Je reste persuadé que les gains escomptés resteront en deçà des espérances, et qu’en Occident, il faudra un jour justifier les péroraisons de ceux qui ont soutenu l’insoutenable avec en tête d’illusoires contreparties. La crise économique apparue aux Etats-Unis impose surtout de la philosophie et de la résistance. Comme au jour de la tempête, il s’agit de prendre son mal en patience, en attendant que cela passe. Les Occidentaux persuadés que la solution pour détourner la bourrasque est cachée quelque part dans la Cité Interdite se leurrent. J’en appelle pour finir à Cai Chongguo sur cette erreur banale. La Chine ?

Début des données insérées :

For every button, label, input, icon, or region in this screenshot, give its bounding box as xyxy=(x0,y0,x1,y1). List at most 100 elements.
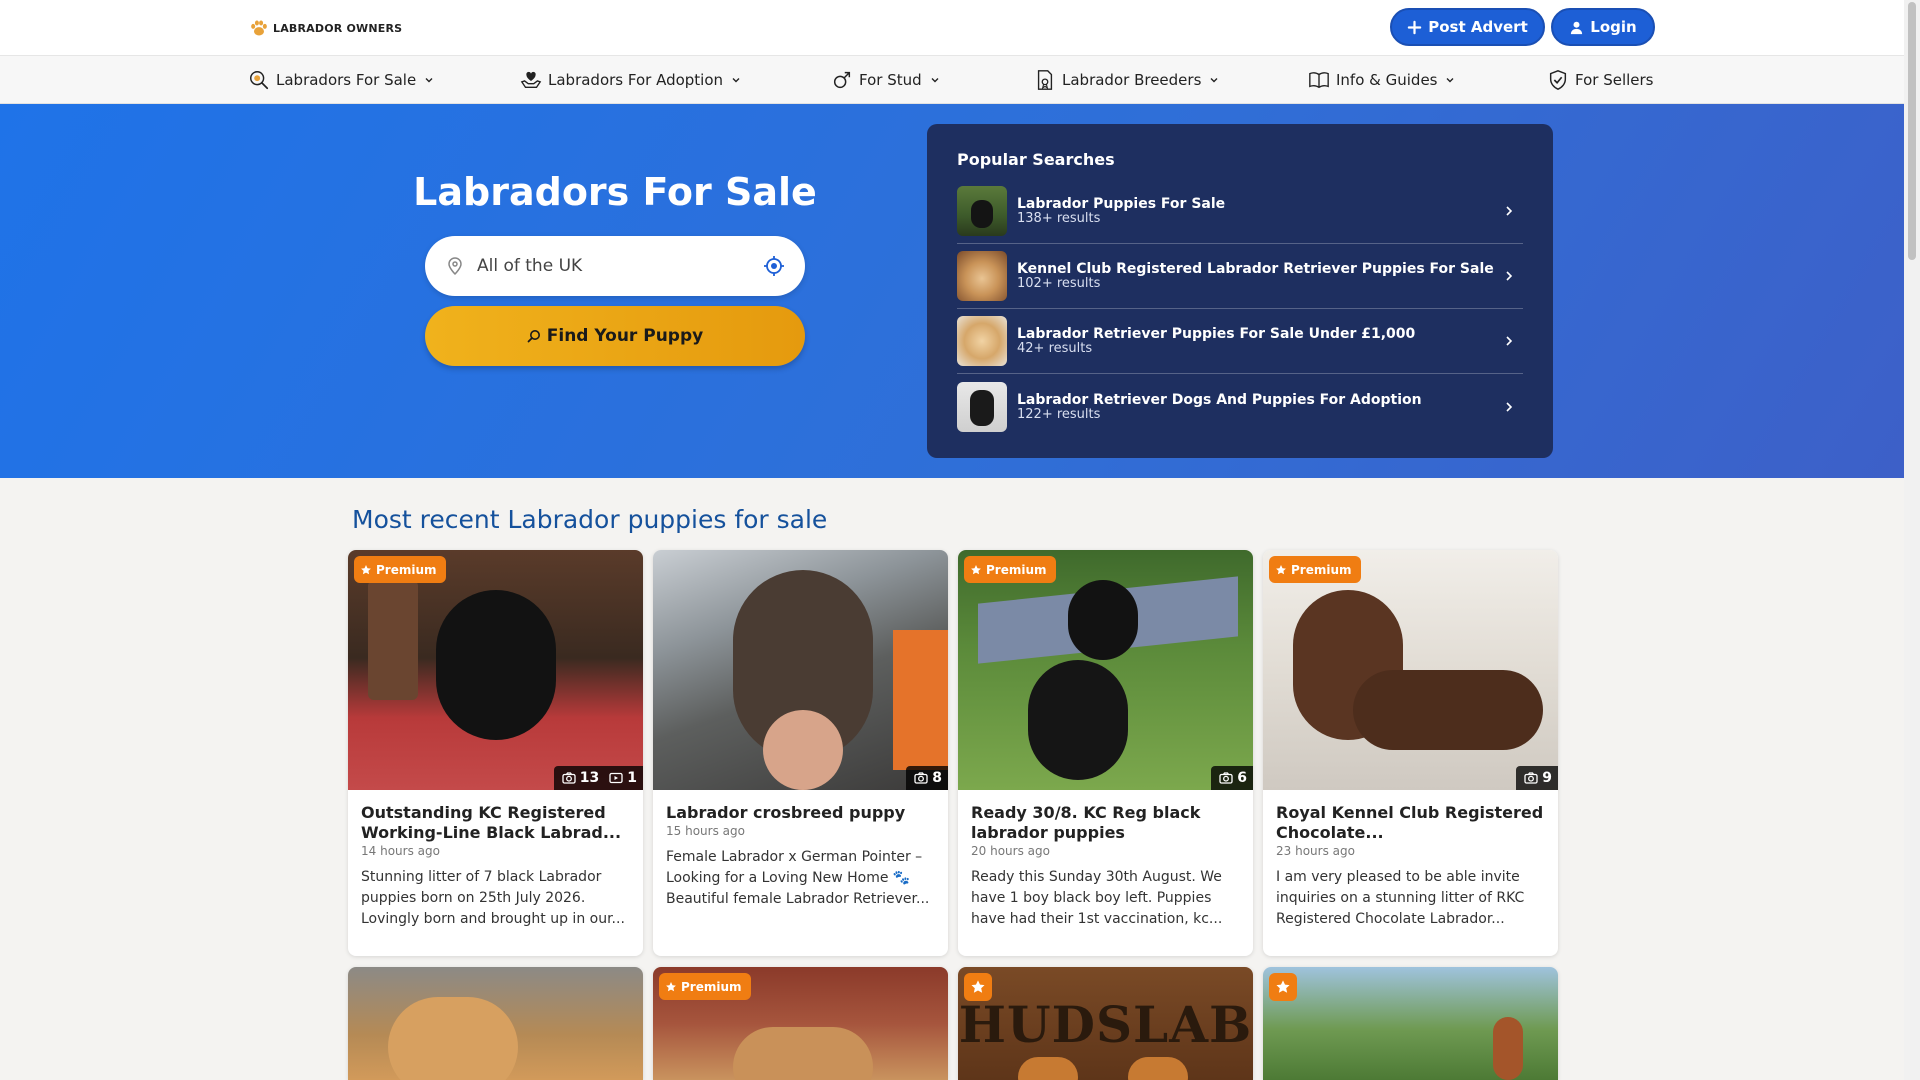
hudslab-sign-text: HUDSLAB xyxy=(958,995,1253,1054)
video-icon xyxy=(609,772,623,784)
popular-search-item[interactable]: Labrador Retriever Dogs And Puppies For … xyxy=(957,374,1523,439)
section-title: Most recent Labrador puppies for sale xyxy=(352,505,828,534)
premium-label: Premium xyxy=(986,562,1047,577)
listing-time: 23 hours ago xyxy=(1276,844,1355,858)
star-icon xyxy=(1276,564,1286,574)
popular-search-item[interactable]: Labrador Puppies For Sale 138+ results xyxy=(957,179,1523,244)
camera-icon xyxy=(1524,772,1538,784)
listing-description: Ready this Sunday 30th August. We have 1… xyxy=(971,869,1223,927)
nav-item-labradors-for-sale[interactable]: Labradors For Sale xyxy=(248,56,434,104)
listing-card[interactable]: 8 Labrador crosbreed puppy 15 hours ago … xyxy=(653,550,948,956)
listing-photo[interactable] xyxy=(1263,967,1558,1080)
listing-card[interactable] xyxy=(348,967,643,1080)
nav-item-info-guides[interactable]: Info & Guides xyxy=(1308,56,1455,104)
listing-card[interactable]: Premium 9 Royal Kennel Club Registered C… xyxy=(1263,550,1558,956)
popular-searches-title: Popular Searches xyxy=(957,150,1115,169)
listing-card[interactable]: Premium 6 Ready 30/8. KC Reg black labra… xyxy=(958,550,1253,956)
photo-count: 8 xyxy=(932,770,942,786)
nav-label: Labradors For Sale xyxy=(276,71,417,89)
listing-time: 15 hours ago xyxy=(666,824,745,838)
chevron-right-icon xyxy=(1506,401,1513,412)
listing-photo[interactable]: HUDSLAB xyxy=(958,967,1253,1080)
locate-me-icon[interactable] xyxy=(763,255,785,277)
premium-badge: Premium xyxy=(964,556,1056,583)
photo-count: 13 xyxy=(579,770,600,786)
search-dog-icon xyxy=(250,71,269,90)
popular-search-count: 122+ results xyxy=(1017,406,1101,422)
find-puppy-label: Find Your Puppy xyxy=(546,326,704,346)
heart-hand-icon xyxy=(520,71,542,89)
login-label: Login xyxy=(1590,18,1637,36)
hero-section: Labradors For Sale All of the UK Find Yo… xyxy=(0,104,1904,478)
star-icon xyxy=(361,564,371,574)
listing-photo[interactable]: 8 xyxy=(653,550,948,790)
page-scrollbar[interactable] xyxy=(1904,0,1920,1080)
nav-label: For Sellers xyxy=(1575,71,1654,89)
listing-photo[interactable]: Premium 9 xyxy=(1263,550,1558,790)
media-count: 6 xyxy=(1211,766,1253,790)
featured-star-badge xyxy=(964,973,992,1001)
listing-photo[interactable]: Premium 13 1 xyxy=(348,550,643,790)
premium-badge: Premium xyxy=(354,556,446,583)
star-icon xyxy=(1276,980,1290,993)
listing-description: I am very pleased to be able invite inqu… xyxy=(1276,869,1525,927)
listing-photo[interactable] xyxy=(348,967,643,1080)
nav-label: Labrador Breeders xyxy=(1062,71,1202,89)
post-advert-button[interactable]: Post Advert xyxy=(1390,8,1545,46)
listing-photo[interactable]: Premium xyxy=(653,967,948,1080)
chevron-right-icon xyxy=(1506,271,1513,281)
chevron-down-icon xyxy=(1210,78,1218,83)
chevron-right-icon xyxy=(1506,206,1513,216)
puppy-thumbnail xyxy=(957,316,1007,366)
popular-search-name: Labrador Puppies For Sale xyxy=(1017,196,1226,212)
listing-card[interactable] xyxy=(1263,967,1558,1080)
chevron-down-icon xyxy=(732,78,740,83)
chevron-down-icon xyxy=(931,78,939,83)
premium-badge: Premium xyxy=(1269,556,1361,583)
listing-title[interactable]: Royal Kennel Club Registered Chocolate..… xyxy=(1276,803,1548,843)
popular-search-count: 138+ results xyxy=(1017,211,1101,226)
top-header: LABRADOR OWNERS Post Advert Login xyxy=(0,0,1904,56)
listing-time: 20 hours ago xyxy=(971,844,1050,858)
location-value: All of the UK xyxy=(477,256,583,276)
book-icon xyxy=(1309,72,1329,89)
scrollbar-thumb[interactable] xyxy=(1908,2,1916,260)
listing-photo[interactable]: Premium 6 xyxy=(958,550,1253,790)
listing-title[interactable]: Ready 30/8. KC Reg black labrador puppie… xyxy=(971,803,1243,843)
site-logo[interactable]: LABRADOR OWNERS xyxy=(249,18,402,38)
listing-description: Female Labrador x German Pointer – Looki… xyxy=(666,849,930,907)
camera-icon xyxy=(562,772,576,784)
login-button[interactable]: Login xyxy=(1551,8,1655,46)
popular-search-item[interactable]: Labrador Retriever Puppies For Sale Unde… xyxy=(957,309,1523,374)
main-nav: Labradors For Sale Labradors For Adoptio… xyxy=(0,56,1904,104)
listing-card[interactable]: Premium xyxy=(653,967,948,1080)
find-puppy-button[interactable]: Find Your Puppy xyxy=(425,306,805,366)
nav-item-for-stud[interactable]: For Stud xyxy=(831,56,940,104)
popular-search-count: 42+ results xyxy=(1017,341,1093,356)
plus-icon xyxy=(1408,20,1422,34)
popular-search-count: 102+ results xyxy=(1017,276,1101,291)
listing-card[interactable]: HUDSLAB xyxy=(958,967,1253,1080)
star-icon xyxy=(971,980,985,993)
popular-search-item[interactable]: Kennel Club Registered Labrador Retrieve… xyxy=(957,244,1523,309)
listing-title[interactable]: Outstanding KC Registered Working-Line B… xyxy=(361,803,633,843)
shield-check-icon xyxy=(1549,70,1567,90)
media-count: 9 xyxy=(1516,766,1558,790)
listing-time: 14 hours ago xyxy=(361,844,440,858)
video-count: 1 xyxy=(627,770,637,786)
location-input[interactable]: All of the UK xyxy=(425,236,805,296)
popular-searches-panel: Popular Searches Labrador Puppies For Sa… xyxy=(927,124,1553,458)
puppy-thumbnail xyxy=(957,381,1007,432)
post-advert-label: Post Advert xyxy=(1428,18,1528,36)
listing-description: Stunning litter of 7 black Labrador pupp… xyxy=(361,869,625,927)
nav-item-for-sellers[interactable]: For Sellers xyxy=(1547,56,1654,104)
listing-card[interactable]: Premium 13 1 Outstanding KC Registered W… xyxy=(348,550,643,956)
popular-search-name: Labrador Retriever Puppies For Sale Unde… xyxy=(1017,326,1416,342)
chevron-right-icon xyxy=(1506,336,1513,346)
nav-item-labradors-for-adoption[interactable]: Labradors For Adoption xyxy=(520,56,741,104)
media-count: 13 1 xyxy=(553,766,643,790)
listing-title[interactable]: Labrador crosbreed puppy xyxy=(666,803,938,823)
nav-item-labrador-breeders[interactable]: Labrador Breeders xyxy=(1034,56,1219,104)
male-icon xyxy=(833,71,851,89)
star-icon xyxy=(666,981,676,991)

« Sa vraie puissance réside dans son régime politique. Son gouvernement, c’est-à-dire le parti communiste, contrôle la presse, dirige les députés (les membres de ‘l’Assemblée populaire‘), écrase l’opposition. Autrement dit, il n’a pas de souci de l’élection, ne subit pas la pression de l’opinion publique ni celle des syndicats. Il peut mobiliser toutes les moyens, pas seulement de la presse, mais aussi des ‘représentants du peuple‘, des intellectuels, voire les grands personnalités internationales, pour se justifier. Ainsi, la Chine est forte. Son gouvernement pourrait ne pas dépenser un sou pour le bien être de la population, et investir des centaines milliards de dollars dans les pays étrangers ou d’acheter les bons de trésor américains. Il est aussi capable gêner le salaire, interdire la grève des ouvriers pour attirer l’investissement étranger. »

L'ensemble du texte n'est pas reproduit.